I find myself mostly in agreement with Gergő. A reluctance to experiment is
a problem in this movement which prevents meaningful change. The current
state of MediaWiki is such that having discussions on it is very painful.
We can do better.

However, there've been quite a few different experiments with using
Discourse as an alternative to on-wiki discussions over the years. What I'm
left wondering is, what do we expect to learn from this experiment with
Discourse that we didn't learn from the last ones?

Additionally, as an experiment, I think it lacks clear, objective measures
of what would cause the experiment to be branded as either successful or
unsuccessful. These should be defined in advance, along with a plan for how
to measure them, or confirmation bias will means we'll all come away from
this thinking that our pre-conceived notions were proven correct, and we'll
have achieved nothing.

In fact, after I wrote the above, I realised that the exact question of
success metrics was proposed for community input on the talk page for the
new forum
<https://meta.wikimedia.org/wiki/Talk:Movement_Strategy/Forum/Proposal>. I
get that we like community consultations and all that, but defining a
problem, launching a potential solution, then asking the very people
participating in the experiment what they think the experiment's success
measures should be, strikes me as more of an abandonment of responsibility
than a consultation, as well as invalidating the experiment.


On Wed, 1 Jun 2022 at 17:43, Gergő Tisza <gti...@gmail.com> wrote:

> On Wed, Jun 1, 2022 at 12:52 PM Amir Sarabadani <ladsgr...@gmail.com>
> wrote:
>> Even if you don't want mediawiki for various reasons, you can set it up
>> in Wikimedia Cloud. We already hosted Discourse there for years.
> Cloud is 1) not exactly an improvement
> <https://wikitech.wikimedia.org/wiki/Wikitech:Cloud_Services_Terms_of_use#If_my_tools_collect_Private_Information...>
> in terms of privacy, 2) a drag on human resources as it will take
> significant time of an employee or community member (who is likely
> unskilled at operating Discourse) to keep the site running.
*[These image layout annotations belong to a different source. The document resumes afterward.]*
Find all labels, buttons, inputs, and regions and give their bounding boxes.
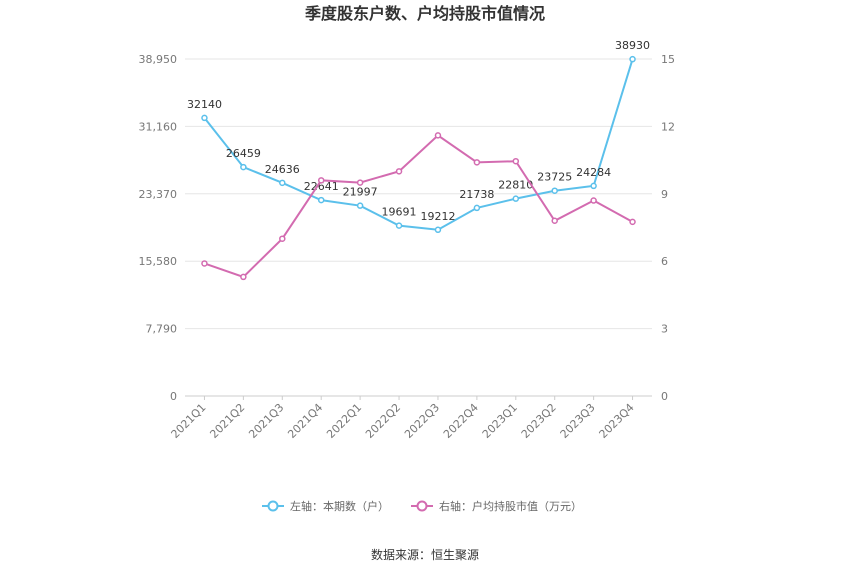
y-left-tick-label: 7,790 [146, 323, 178, 336]
data-point [434, 226, 442, 234]
data-point [512, 157, 520, 165]
y-right-tick-label: 12 [661, 120, 675, 133]
data-point [551, 217, 558, 225]
data-label: 24636 [265, 163, 300, 176]
data-label: 38930 [615, 39, 650, 52]
x-tick-label: 2022Q1 [324, 401, 364, 441]
chart-title: 季度股东户数、户均持股市值情况 [304, 4, 545, 23]
data-label: 21738 [459, 188, 494, 201]
data-point [279, 235, 286, 242]
y-left-tick-label: 23,370 [139, 188, 178, 201]
x-tick-label: 2021Q1 [169, 401, 209, 441]
data-point [240, 273, 247, 281]
x-tick-label: 2023Q4 [597, 401, 637, 441]
data-point [395, 168, 403, 175]
data-point [356, 179, 364, 186]
x-tick-label: 2021Q4 [285, 401, 325, 441]
series-line [204, 134, 634, 279]
source-note: 数据来源：恒生聚源 [371, 547, 479, 562]
data-label: 22810 [498, 179, 533, 192]
legend-label: 左轴：本期数（户） [290, 499, 389, 513]
data-label: 32140 [187, 98, 222, 111]
data-point [512, 195, 520, 202]
data-point [317, 177, 325, 184]
y-left-tick-label: 31,160 [139, 120, 178, 133]
y-left-tick-label: 15,580 [139, 255, 178, 268]
legend-marker [416, 500, 428, 512]
data-point [201, 114, 208, 122]
data-point [395, 222, 403, 229]
legend-label: 右轴：户均持股市值（万元） [439, 499, 582, 513]
data-label: 19212 [420, 210, 455, 223]
data-label: 23725 [537, 171, 572, 184]
data-point [629, 218, 636, 226]
data-point [434, 132, 442, 139]
data-point [473, 159, 481, 166]
data-point [473, 204, 481, 212]
y-right-tick-label: 0 [661, 390, 668, 403]
y-left-tick-label: 0 [170, 390, 177, 403]
data-point [201, 260, 208, 267]
data-label: 24284 [576, 166, 611, 179]
data-point [590, 197, 597, 204]
x-tick-label: 2023Q1 [480, 401, 520, 441]
x-tick-label: 2023Q3 [558, 401, 598, 441]
data-label: 22641 [304, 180, 339, 193]
grid [185, 58, 652, 330]
y-right-tick-label: 9 [661, 188, 668, 201]
y-right-tick-label: 3 [661, 323, 668, 336]
legend[interactable]: 左轴：本期数（户） 右轴：户均持股市值（万元） [262, 499, 582, 513]
series-line [203, 58, 634, 231]
data-label: 21997 [343, 186, 378, 199]
data-point [551, 187, 558, 194]
y-right-tick-label: 15 [661, 53, 675, 66]
y-right-tick-label: 6 [661, 255, 668, 268]
data-point [590, 182, 597, 190]
data-label: 26459 [226, 147, 261, 160]
data-point [356, 202, 364, 209]
x-tick-label: 2022Q4 [441, 401, 481, 441]
x-tick-label: 2022Q3 [402, 401, 442, 441]
data-point [240, 163, 247, 171]
x-tick-label: 2022Q2 [363, 401, 403, 441]
data-point [317, 196, 325, 204]
x-tick-label: 2023Q2 [519, 401, 559, 441]
x-tick-label: 2021Q3 [246, 401, 286, 441]
data-point [629, 55, 636, 63]
axes: 0 7,790 15,580 23,370 31,160 38,950 0 3 6 9 12 15 20… [139, 53, 676, 441]
data-label: 19691 [382, 206, 417, 219]
y-left-tick-label: 38,950 [139, 53, 178, 66]
series-layer: 32140 26459 24636 22641 21997 19691 19212 21738… [187, 39, 650, 281]
x-tick-label: 2021Q2 [207, 401, 247, 441]
data-point [279, 179, 286, 187]
legend-marker [267, 500, 279, 512]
If it seems
> likely that the forum will be around for long, it might be worth moving it
> to internal hosting (which will be a lot more expensive in relative terms
> but still not really significant compared to the Wikimedia movement's
> resources, I imagine). In the short term, just buying hosting while we see
> how well the new thing works out is a very reasonable approach. Our
> community's hostility to experiments is one of the biggest obstacles to
> adaptation and addressing long-present problems (such as using discussion
> technology that was considered pretty good forty years ago).
>> Even if you can't host in WMCS for other reasons, you still can have
>> internationalized discussions in mediawiki. The Desktop improvements team
>> does this in mediawiki.org (For example
>> https://www.mediawiki.org/wiki/Reading/Web/Desktop_Improvements/Fourth_prototype_testing/Feedback)
>> and while not as great as auto-translate, it works.
> No it doesn't, which is why you almost never see multilingual discussions
> on meta. It "works" in the same sense that two pieces of stick work as a
> lighter: it can be used for the same purpose with sufficient effort, but
> that effort is so high that almost no one will use it in practice.
> Language barrier is a problem but so is privacy, there is a reason we host
>> everything onsite. For example, I don't know the details of how it uses
>> Google Translate but it is possible we end up sending some data to Google
>> that are either not anonymized or can be de-anonymized easily. Not to
>> mention the cloud provider hosting the website having access to everything
>> and so on. And not to mention auto-translate is not perfect and can cause
>> all sorts of problems in communication.
> While that's a good point and something to consider if we keep Discourse
> around, the current reality is that discussions mostly happen on Facebook,
> Telegram and Discord, all of which are worse in terms of privacy than a
> Discourse site hosted by a contracted organization. These discussions
> remind me of the trolley problem a bit - is it really preferable to let
> five times more people get run over, just because that way we can wash our
> hands afterwards and say we didn't officially approve of either option?